There are few limitations to which this study would sincerely like to admit. First, the affected sisters have no other sibling to compare the inheritance pattern of variant and also the negative family history to CD. Secondly, CPED1 has unknown function, making the in-silico analysis more challenging to support our claim.

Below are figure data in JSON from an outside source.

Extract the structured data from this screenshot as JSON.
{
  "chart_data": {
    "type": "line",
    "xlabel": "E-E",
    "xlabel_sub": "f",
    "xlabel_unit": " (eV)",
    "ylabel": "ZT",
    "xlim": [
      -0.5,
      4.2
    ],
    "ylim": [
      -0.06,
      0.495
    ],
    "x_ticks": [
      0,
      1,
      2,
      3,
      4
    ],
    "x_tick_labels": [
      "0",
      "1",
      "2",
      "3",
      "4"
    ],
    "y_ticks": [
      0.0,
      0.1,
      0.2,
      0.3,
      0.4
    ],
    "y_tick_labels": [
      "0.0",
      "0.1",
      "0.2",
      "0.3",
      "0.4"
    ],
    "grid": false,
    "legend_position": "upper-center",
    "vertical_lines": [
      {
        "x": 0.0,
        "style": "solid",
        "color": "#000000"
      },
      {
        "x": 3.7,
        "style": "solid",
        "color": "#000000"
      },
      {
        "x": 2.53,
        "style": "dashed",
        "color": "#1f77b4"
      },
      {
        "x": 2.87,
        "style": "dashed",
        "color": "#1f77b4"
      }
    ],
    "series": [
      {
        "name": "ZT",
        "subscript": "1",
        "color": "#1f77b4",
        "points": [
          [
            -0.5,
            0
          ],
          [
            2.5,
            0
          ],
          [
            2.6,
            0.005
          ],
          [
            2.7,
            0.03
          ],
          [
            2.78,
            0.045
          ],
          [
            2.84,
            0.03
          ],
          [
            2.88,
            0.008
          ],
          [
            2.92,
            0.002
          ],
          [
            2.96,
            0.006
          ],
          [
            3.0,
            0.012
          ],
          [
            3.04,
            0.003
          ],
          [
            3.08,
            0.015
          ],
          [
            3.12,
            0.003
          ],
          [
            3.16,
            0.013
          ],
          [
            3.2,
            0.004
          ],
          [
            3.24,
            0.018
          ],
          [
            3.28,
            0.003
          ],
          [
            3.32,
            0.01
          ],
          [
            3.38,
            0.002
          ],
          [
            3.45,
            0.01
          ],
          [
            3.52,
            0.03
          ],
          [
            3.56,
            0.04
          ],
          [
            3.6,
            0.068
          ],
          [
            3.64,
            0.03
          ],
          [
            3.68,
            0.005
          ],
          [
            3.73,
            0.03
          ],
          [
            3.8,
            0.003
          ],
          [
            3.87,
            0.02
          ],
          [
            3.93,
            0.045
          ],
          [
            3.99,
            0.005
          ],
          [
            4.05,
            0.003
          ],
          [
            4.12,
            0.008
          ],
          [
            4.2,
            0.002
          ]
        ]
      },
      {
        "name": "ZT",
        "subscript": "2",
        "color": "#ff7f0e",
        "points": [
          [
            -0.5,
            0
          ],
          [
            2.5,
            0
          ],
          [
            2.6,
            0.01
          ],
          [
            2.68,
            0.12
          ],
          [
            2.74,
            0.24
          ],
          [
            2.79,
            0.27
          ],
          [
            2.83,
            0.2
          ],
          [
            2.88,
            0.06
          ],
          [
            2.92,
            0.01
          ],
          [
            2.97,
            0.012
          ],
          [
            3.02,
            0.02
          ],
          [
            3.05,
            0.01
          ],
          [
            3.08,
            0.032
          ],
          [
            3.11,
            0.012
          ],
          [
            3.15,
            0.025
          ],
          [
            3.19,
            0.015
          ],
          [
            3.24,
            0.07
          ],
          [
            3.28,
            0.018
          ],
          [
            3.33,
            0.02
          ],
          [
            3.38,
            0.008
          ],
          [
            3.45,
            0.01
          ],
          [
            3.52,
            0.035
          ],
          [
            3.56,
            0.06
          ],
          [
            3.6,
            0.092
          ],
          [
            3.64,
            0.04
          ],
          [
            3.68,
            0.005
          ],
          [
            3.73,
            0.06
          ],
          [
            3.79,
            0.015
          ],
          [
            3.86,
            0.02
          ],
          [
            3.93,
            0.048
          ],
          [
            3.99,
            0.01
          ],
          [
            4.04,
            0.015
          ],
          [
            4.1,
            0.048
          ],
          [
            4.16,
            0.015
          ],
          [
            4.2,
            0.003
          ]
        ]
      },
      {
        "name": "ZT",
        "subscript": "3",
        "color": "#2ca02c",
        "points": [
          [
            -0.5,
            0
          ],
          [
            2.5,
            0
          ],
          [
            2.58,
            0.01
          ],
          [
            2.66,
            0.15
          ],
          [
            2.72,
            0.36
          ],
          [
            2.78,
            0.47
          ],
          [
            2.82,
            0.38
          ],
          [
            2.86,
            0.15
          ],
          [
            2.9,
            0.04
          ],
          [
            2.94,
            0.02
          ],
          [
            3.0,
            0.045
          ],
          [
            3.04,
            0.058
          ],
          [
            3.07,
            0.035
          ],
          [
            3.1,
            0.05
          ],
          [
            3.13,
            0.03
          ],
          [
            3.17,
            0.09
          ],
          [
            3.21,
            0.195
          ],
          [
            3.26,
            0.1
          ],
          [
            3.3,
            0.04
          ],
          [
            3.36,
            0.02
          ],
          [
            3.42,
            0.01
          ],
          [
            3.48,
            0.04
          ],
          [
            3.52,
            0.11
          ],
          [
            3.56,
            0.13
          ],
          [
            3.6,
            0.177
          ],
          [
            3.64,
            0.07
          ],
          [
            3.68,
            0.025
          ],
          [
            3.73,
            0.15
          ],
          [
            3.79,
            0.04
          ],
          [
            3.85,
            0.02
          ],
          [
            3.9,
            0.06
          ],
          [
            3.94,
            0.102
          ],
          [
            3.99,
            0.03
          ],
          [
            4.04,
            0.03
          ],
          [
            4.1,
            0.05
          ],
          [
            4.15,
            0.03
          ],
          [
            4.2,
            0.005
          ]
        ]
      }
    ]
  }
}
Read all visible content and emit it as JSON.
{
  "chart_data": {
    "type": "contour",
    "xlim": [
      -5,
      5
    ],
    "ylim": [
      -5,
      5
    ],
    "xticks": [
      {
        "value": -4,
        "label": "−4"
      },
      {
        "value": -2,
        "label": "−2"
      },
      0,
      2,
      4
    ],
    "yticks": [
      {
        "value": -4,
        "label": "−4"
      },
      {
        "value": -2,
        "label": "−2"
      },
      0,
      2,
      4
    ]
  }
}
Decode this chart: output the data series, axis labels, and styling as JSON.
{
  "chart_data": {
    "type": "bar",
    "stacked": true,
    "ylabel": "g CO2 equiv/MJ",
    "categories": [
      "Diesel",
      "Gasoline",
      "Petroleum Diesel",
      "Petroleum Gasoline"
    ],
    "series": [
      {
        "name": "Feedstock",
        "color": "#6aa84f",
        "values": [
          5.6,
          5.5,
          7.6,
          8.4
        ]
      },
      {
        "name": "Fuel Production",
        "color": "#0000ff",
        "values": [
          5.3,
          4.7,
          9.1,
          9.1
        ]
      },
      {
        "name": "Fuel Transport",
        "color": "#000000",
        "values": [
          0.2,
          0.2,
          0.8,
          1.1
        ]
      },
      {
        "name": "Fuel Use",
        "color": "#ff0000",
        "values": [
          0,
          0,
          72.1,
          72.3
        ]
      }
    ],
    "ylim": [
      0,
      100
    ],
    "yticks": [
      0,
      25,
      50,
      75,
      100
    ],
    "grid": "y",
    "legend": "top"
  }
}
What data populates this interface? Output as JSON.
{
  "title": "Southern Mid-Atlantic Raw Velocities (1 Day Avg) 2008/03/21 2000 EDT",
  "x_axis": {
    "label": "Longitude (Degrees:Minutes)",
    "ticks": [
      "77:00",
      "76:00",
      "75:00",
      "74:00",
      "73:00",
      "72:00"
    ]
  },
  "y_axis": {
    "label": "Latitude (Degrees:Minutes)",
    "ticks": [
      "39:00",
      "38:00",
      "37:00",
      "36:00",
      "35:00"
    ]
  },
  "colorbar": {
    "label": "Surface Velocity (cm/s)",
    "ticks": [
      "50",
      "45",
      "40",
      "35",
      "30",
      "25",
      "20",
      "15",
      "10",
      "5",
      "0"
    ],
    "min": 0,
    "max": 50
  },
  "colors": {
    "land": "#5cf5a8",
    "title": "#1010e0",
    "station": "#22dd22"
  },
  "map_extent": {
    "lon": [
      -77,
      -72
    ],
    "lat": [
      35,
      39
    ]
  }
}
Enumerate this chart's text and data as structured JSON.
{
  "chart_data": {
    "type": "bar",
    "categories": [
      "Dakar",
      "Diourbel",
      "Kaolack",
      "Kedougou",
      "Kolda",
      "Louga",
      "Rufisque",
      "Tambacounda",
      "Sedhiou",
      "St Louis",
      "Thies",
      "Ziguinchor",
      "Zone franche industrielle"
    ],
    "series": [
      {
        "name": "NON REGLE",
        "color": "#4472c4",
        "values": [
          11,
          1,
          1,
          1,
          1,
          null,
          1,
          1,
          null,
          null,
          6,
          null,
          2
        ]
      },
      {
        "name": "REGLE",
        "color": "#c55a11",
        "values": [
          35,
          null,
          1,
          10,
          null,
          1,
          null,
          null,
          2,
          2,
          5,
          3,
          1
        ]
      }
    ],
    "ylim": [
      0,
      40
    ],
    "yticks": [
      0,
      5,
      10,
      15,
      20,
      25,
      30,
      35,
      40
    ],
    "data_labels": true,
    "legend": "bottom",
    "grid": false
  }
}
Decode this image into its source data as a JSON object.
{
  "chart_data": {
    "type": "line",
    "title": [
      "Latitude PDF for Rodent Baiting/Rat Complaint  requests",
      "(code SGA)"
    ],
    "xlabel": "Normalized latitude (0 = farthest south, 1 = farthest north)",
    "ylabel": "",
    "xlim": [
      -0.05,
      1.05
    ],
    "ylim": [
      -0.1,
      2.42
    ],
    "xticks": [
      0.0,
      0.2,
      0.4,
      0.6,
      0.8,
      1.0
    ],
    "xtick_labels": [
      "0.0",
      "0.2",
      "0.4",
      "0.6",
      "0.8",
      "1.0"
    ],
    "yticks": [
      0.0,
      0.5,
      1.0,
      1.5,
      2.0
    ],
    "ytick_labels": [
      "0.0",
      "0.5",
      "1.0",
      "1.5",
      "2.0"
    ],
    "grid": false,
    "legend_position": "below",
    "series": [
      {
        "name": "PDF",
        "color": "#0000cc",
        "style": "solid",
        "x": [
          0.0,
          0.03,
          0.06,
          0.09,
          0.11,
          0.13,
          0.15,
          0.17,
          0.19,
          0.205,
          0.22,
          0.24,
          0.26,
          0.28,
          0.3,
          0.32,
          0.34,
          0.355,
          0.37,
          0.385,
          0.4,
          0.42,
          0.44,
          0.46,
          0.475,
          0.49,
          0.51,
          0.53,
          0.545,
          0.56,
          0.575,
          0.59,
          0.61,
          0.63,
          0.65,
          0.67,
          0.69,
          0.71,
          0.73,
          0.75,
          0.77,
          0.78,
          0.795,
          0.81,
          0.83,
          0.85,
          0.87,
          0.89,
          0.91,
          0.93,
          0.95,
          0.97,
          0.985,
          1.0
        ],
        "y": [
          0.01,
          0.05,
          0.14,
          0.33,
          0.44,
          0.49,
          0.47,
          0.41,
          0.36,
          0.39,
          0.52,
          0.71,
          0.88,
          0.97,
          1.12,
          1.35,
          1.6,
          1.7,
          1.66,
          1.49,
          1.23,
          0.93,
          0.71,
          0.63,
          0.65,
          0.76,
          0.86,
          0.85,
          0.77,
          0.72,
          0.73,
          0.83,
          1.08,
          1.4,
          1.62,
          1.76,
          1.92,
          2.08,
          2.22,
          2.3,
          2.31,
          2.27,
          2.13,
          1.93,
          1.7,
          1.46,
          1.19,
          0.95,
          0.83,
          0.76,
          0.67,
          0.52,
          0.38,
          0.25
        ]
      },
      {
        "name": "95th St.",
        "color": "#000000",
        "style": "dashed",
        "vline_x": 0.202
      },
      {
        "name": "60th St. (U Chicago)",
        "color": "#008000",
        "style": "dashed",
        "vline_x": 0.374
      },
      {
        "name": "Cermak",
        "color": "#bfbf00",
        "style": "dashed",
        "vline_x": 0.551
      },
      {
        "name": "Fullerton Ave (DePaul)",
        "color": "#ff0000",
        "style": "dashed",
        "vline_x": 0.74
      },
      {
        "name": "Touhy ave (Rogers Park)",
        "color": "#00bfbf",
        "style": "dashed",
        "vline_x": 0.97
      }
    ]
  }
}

In conclusion, we showed how WES method can be used as a powerful genetic strategy in resolving the molecular basis of complex or polygenic diseases like CD and also presents an opportunity to discover new potential candidate genes and therapeutic targets helpful in disease diagnosis and treatment. Our WES analysis has identified a genetic missense variant in CPED1 gene c.(241A > G) as a novel causal gene for CD in a Saudi family. This study expands the spectrum of celiac mutations that could be useful to the genetic diagnosis and counseling of families with CD. It is important to point out the importance of cell line based functional studies from gastrointestinal system to confirm the specific molecular mechanisms through which CPED1 mutations contributes to the biological pathways connected to CD.